In my experience, the usual answer is that it will appear as binary
garbage.

In my further experience, the best answer is, don't use
@documentencoding UTF-8 unless it is really needed (e.g., the manual is
not written in English).

Not that anyone cares, but personally I deplore the current trend of
randomly forcing all manuals to UTF-8.  The plethora of resulting
Unicode quotes makes the manuals unreadable in non-UTF-8 environments.
I have taken to replacing the three Unicode bytes with SPC SPC ` and '
SPC SPC so I can use them.

I wish to check whether makeinfo still produces no blank line
between the items of a bulleted list (which 5.1 doesn't but
4.13 did).  

With the test file below, there is no blank line between the items with
either svn texinfo or with makeinfo 4.13 either.

I seem to recall precisely that 4.13 was inconsistent in this regard,
sometimes but not always adding blank lines.  And so when Patrice
discovered this, it seemed like the most user-controllable and
-understandable behavior was to preserve blank lines in the input
between items, but not have the program add blank lines sometimes but
not others.  Pretty sure other manuals used the
no-blank-line-insertion behavior for short lists.

I don't imagine that answer will make you happy, but it's where we are.

And whether @bullet{} still produces only a * (U+002A)
instead of a real [binary garbage] (U+2022) in an info file.

With the test file below, I get some multibyte character for the bullet.
I can't tell what it is, but it's probably the one you want.

best,
karl


\input texinfo
@setfilename listutf.info
@documentencoding UTF-8

@itemize
@item i.
@item j.
@end itemize

@bye



Re: [help-texinfo] how does one encode a middle dot? and other questions

2015-04-05 Thread Gavin Smith
On 5 April 2015 at 10:18, Benno Schulenberg bensb...@justemail.net wrote:
 First, is there a way to encode U+00B7 (middle dot) in a texi
 file, in a way similar to @guillemetright{} and @bullet{}?
Either use the character itself directly in the encoding of the file,
or the upcoming release has a new command @U so you could do @U{00B7}
- for Info output this gives the centre dot for UTF-8 output only.


 Second, in the manual it says that @documentencoding sets the
 input encoding.  But I find that an @guillemetright{} only gets
 rendered as » (instead of ) when I set @documentencoding
 to UTF-8.  So it's more like that command sets the output encoding,
 no?

From the latest revision of the manual: The '@documentencoding'
command declares the input document encoding, and can also affect the
encoding of the output.

 Sixth, how do I run texi2any without installing it?
 Running tp/texi2any fails with:
 Can't locate Texinfo/Convert/Texinfo.pm in @INC (@INC contains: 
 /usr/local/share/texinfo/lib/Text-Unidecode/lib 
 /usr/local/share/texinfo/lib/Unicode-EastAsianWidth/lib 
 /usr/local/share/texinfo/lib/libintl-perl/lib /etc/perl 
 /usr/local/lib/perl/5.10.1 /usr/local/share/perl/5.10.1 /usr/lib/perl5 
 /usr/share/perl5 /usr/lib/perl/5.10 /usr/share/perl/5.10 
 /usr/local/lib/site_perl . /usr/local/share/texinfo) at tp/texi2any line 106.
 BEGIN failed--compilation aborted at tp/texi2any line 106.

Doing cd tp first has always worked for me.
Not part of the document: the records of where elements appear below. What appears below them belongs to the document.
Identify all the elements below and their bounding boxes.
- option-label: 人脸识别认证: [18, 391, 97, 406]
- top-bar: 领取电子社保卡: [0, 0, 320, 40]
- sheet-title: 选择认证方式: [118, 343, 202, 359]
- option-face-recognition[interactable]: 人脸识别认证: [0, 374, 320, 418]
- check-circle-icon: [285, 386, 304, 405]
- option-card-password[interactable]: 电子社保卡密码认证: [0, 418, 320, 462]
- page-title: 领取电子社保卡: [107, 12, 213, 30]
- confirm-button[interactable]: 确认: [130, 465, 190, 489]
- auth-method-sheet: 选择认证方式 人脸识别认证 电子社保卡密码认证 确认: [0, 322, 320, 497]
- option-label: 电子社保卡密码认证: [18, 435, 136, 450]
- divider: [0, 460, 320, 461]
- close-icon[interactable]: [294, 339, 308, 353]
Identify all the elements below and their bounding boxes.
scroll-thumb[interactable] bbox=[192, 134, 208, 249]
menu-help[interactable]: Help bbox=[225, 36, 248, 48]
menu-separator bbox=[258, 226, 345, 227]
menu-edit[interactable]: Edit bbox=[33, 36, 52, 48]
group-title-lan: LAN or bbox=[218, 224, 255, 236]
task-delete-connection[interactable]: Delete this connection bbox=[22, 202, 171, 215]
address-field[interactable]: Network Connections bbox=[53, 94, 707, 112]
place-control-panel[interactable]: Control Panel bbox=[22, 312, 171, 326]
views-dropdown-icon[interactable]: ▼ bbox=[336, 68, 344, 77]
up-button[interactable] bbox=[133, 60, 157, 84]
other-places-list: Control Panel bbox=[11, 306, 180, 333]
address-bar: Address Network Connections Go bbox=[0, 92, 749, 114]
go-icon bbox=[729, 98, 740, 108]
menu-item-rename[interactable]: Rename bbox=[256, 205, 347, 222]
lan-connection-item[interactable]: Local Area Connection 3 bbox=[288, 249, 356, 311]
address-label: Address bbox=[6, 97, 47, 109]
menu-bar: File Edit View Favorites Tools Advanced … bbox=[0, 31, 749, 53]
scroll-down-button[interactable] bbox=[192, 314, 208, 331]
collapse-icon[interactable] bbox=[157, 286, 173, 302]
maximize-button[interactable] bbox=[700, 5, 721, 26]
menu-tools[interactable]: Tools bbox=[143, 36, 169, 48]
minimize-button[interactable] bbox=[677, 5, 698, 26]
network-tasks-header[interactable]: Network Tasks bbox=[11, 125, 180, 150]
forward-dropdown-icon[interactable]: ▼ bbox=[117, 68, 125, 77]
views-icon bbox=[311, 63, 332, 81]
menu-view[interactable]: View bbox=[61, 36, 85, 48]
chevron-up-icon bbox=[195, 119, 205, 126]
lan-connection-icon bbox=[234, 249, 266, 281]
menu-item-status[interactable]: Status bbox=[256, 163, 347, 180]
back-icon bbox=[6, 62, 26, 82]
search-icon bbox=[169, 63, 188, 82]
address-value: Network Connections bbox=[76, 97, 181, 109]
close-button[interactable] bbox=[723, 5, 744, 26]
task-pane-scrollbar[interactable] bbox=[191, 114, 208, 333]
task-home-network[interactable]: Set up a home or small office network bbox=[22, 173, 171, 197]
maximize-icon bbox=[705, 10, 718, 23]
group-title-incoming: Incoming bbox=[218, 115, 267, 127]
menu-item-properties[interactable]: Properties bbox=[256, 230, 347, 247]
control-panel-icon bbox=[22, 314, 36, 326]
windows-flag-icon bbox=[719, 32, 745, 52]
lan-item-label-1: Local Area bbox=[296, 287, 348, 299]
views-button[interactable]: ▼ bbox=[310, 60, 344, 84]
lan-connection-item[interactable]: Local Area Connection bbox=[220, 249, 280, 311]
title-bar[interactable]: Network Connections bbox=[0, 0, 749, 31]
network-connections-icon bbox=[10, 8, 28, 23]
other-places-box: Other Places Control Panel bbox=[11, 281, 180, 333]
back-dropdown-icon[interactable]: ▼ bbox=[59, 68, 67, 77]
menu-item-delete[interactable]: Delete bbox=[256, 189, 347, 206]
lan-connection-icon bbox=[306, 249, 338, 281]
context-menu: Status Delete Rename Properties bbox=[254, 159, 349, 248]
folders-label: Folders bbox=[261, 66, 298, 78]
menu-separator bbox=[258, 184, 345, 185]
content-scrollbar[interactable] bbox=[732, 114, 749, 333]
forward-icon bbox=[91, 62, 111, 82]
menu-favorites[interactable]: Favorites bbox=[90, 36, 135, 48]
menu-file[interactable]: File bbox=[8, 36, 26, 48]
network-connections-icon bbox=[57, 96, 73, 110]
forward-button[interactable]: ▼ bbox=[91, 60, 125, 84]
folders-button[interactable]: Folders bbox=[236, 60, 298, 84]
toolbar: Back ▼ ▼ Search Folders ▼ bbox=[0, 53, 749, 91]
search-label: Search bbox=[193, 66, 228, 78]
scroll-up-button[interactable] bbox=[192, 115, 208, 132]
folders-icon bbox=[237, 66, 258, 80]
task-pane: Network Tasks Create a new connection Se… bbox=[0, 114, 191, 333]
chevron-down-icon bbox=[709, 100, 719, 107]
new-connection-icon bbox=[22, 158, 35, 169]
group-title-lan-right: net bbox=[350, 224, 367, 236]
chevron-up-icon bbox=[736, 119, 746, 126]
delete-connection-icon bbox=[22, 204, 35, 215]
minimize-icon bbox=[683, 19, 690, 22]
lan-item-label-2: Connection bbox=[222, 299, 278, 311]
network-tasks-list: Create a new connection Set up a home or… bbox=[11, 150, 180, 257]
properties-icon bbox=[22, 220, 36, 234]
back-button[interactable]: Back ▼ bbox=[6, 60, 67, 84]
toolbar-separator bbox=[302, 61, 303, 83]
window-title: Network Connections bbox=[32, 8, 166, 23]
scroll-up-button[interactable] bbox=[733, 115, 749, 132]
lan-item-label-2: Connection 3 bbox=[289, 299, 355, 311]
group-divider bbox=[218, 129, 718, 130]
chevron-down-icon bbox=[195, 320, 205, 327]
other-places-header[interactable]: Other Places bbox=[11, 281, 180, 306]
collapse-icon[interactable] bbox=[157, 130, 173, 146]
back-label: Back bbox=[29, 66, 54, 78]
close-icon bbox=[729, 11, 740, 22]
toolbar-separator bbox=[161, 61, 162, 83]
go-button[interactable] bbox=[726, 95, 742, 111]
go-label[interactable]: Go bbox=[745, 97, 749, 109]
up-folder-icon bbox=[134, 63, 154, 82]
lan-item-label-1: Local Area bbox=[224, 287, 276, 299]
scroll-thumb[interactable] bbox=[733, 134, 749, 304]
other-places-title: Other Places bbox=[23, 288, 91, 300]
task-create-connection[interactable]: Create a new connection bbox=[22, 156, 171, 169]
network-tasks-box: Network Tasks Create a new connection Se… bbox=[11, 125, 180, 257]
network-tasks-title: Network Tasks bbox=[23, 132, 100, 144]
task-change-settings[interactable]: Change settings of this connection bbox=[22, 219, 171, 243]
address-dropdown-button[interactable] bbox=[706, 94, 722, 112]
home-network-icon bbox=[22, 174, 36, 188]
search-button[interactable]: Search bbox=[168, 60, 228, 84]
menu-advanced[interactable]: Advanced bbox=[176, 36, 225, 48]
I haven't researched how
to get it to run as tp/texi2any. A related problem that has caught
me out several times is trying to run an installed makeinfo (e.g.
/usr/local/bin/makeinfo) when the present working directory is tp
in the source directory - it will use the modules from the source
directory (which may have uninstalled modifications) instead of the
installed modules.

 (By the way, the gluing together of failed--compilation is ugly.)

AFAIK this is a Perl error message.



Re: [help-texinfo] how does one encode a middle dot? and other questions

2015-04-05 Thread Patrice Dumas
On Sun, Apr 05, 2015 at 11:18:34AM +0200, Benno Schulenberg wrote:
 
 Hi,
 
 Several things.
 
 First, is there a way to encode U+00B7 (middle dot) in a texi
 file, in a way similar to @guillemetright{} and @bullet{}?

Not that I know of, but at some point, it is envisonned to have a
command like @U{} to allow to put any unicode point.

 Second, in the manual it says that @documentencoding sets the
 input encoding.  But I find that an @guillemetright{} only gets
 rendered as » (instead of ) when I set @documentencoding
 to UTF-8.  So it's more like that command sets the output encoding,
 no?  

Indeed, the output encoding is set to the input encoding in the
default case.

 But what will happen on a machine that does not use a UTF-8
 locale?  Will the resulting info file still be readable when the
 above command is used?  How will the guillemet get rendered there?

Eli answered this question already on the info reader side.

It is also possible to set the output encoding explicitly, by using 
  -c OUTPUT_ENCODING_NAME=ascii
for instance.  Also setting --disable-encoding could have the effect you
are looking for.

-- 
Pat